When Bush began his campaign for President in 1979, he was joined early by a prominent Georgia Republican, Paul Coverdell and their strong friendship would last for decades.
After winning the White House in 1988, Bush appointed Coverdell his U.S. Peace Corps Director. In 1991, Coverdell left the administration and returned to Georgia to seek the U.S. Senate seat held by incumbent Democrat Wyche Fowler. Coverdell faced four statewide elections that 1992 Presidential Election year, including the state’s first U.S. Senate run-off.
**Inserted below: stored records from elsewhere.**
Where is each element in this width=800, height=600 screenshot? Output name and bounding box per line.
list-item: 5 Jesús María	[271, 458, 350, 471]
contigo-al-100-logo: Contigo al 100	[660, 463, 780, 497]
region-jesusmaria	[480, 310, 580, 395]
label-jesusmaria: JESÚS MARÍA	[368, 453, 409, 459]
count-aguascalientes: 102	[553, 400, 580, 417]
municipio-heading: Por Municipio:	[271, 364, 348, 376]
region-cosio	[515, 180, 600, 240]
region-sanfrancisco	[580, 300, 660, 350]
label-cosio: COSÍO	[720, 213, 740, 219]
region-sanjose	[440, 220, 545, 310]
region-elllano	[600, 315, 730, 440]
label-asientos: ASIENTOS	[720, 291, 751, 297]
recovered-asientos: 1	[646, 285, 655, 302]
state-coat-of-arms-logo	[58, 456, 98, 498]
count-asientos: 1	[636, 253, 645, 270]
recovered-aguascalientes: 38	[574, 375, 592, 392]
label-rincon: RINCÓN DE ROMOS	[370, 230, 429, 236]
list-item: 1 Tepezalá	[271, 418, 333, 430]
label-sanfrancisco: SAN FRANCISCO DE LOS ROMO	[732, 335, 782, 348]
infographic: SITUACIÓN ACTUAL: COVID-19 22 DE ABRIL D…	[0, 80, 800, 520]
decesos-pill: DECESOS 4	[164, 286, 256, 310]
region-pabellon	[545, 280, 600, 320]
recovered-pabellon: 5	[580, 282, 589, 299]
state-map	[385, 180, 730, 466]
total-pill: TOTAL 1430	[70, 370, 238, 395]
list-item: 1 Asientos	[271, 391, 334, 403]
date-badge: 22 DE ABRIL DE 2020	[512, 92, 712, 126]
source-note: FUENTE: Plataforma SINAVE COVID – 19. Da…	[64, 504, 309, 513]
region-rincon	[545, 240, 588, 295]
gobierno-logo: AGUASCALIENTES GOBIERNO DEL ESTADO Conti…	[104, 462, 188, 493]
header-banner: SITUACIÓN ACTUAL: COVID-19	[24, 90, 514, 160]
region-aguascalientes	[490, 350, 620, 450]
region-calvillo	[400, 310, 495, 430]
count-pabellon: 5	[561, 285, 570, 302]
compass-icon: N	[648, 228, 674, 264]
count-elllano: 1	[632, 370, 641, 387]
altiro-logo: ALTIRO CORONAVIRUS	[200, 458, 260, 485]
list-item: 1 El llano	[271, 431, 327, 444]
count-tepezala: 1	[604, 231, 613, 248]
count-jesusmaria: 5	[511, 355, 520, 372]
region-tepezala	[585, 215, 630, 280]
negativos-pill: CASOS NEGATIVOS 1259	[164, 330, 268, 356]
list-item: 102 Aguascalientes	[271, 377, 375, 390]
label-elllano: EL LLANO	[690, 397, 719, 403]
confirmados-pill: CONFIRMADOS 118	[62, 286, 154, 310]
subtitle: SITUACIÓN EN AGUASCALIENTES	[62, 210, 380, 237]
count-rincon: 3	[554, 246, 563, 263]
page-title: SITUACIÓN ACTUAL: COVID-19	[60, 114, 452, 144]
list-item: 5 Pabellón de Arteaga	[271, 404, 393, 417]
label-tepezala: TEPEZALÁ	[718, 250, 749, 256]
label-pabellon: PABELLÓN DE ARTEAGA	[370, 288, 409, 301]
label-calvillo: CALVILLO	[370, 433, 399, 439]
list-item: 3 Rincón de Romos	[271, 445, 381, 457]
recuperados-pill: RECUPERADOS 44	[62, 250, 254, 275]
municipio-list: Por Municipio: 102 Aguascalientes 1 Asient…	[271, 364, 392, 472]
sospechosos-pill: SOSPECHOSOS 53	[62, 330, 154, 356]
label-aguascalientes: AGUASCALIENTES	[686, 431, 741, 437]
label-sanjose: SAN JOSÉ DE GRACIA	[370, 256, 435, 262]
On that long runoff election night, three weeks after Bush had lost his own re-election to President-elect Bill Clinton, President Bush was attempting to keep tabs on the race of his pal Coverdell.
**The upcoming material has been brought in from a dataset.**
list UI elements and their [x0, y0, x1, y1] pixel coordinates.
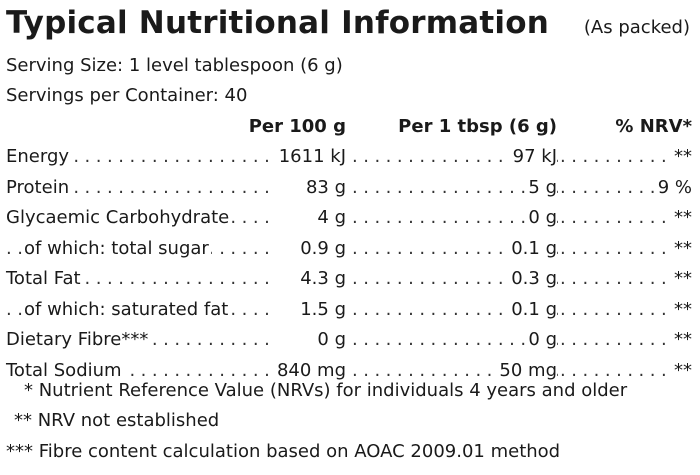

But in 1992, Al Gore had not yet invented the internet, and the Associated Press did not track state contest results for national wire distribution. The President’s eldest son, and family campaign manager, George W. Bush, was constantly calling my mobile phone for Election Night updates to relay to his father, who had lost the White House three weeks prior, and his beloved mother Dorothy Walker Bush just a week prior.
With election results swaying back and forth all night, only the north metro Atlanta suburbs remained to be tallied, George Bush asked me via mobile, “What’s still out?”
I told him that most of North Fulton County was still out, (some things never change). Amidst the sound of rustling papers W. said, “You mean places like Roswell, and Alpharetta?” I had forgotten at the time that the President had kicked off his re-election campaign in nearby Woodstock.
Me – “Yes, those are still out.”
W. – “Well…Dad carried Roswell by more than 70 percent, and Alpharetta by nearly 80. I’m going to go ahead and tell him that Paul has won.”
Before I could say, “Wait..” or make it across that ballroom to Coverdell with the phone, the unmistakable voice of Poppy Bush came on to say…”
“Congratulations Senator!“
I apologized and asked the President to repeat himself as I thrust the phone into the hands and ear of our soon to be U.S. Senator-elect Paul Coverdell. The unofficial election results, which would show a state win by just over 25,000 votes, were expected within the hour. two days prior to Thanksgiving.
The slightly premature congratulations boost Coverdell’s ego and often stooped stature visibly by several inches, a smile beamed across his face as he thanked the President for bothering himself with keeping track. Coverdell’s victory would also decide the U.S. Senate Majority.
“You’ll be our 51st Senator Paul…this one is more important than either of us.”
The Bush family’s favored biographer, Jon Meacham, has often referred to 41 as “The Last Gentleman.” I don’t think that is quite accurate as George W. Bush (43), as well as his brother former Governor Jeb Bush of Florida and a few others in public life still remain in that arena, but it is a shrinking field, in what was once a much larger league of extra-ordinary gentlemen… Thankfully, the Bush bloodline isn’t quite done serving America yet, and thankfully there are still a few stars America hasn’t met quite yet from that Bush league and elsewhere. God bless you both, Mr. President!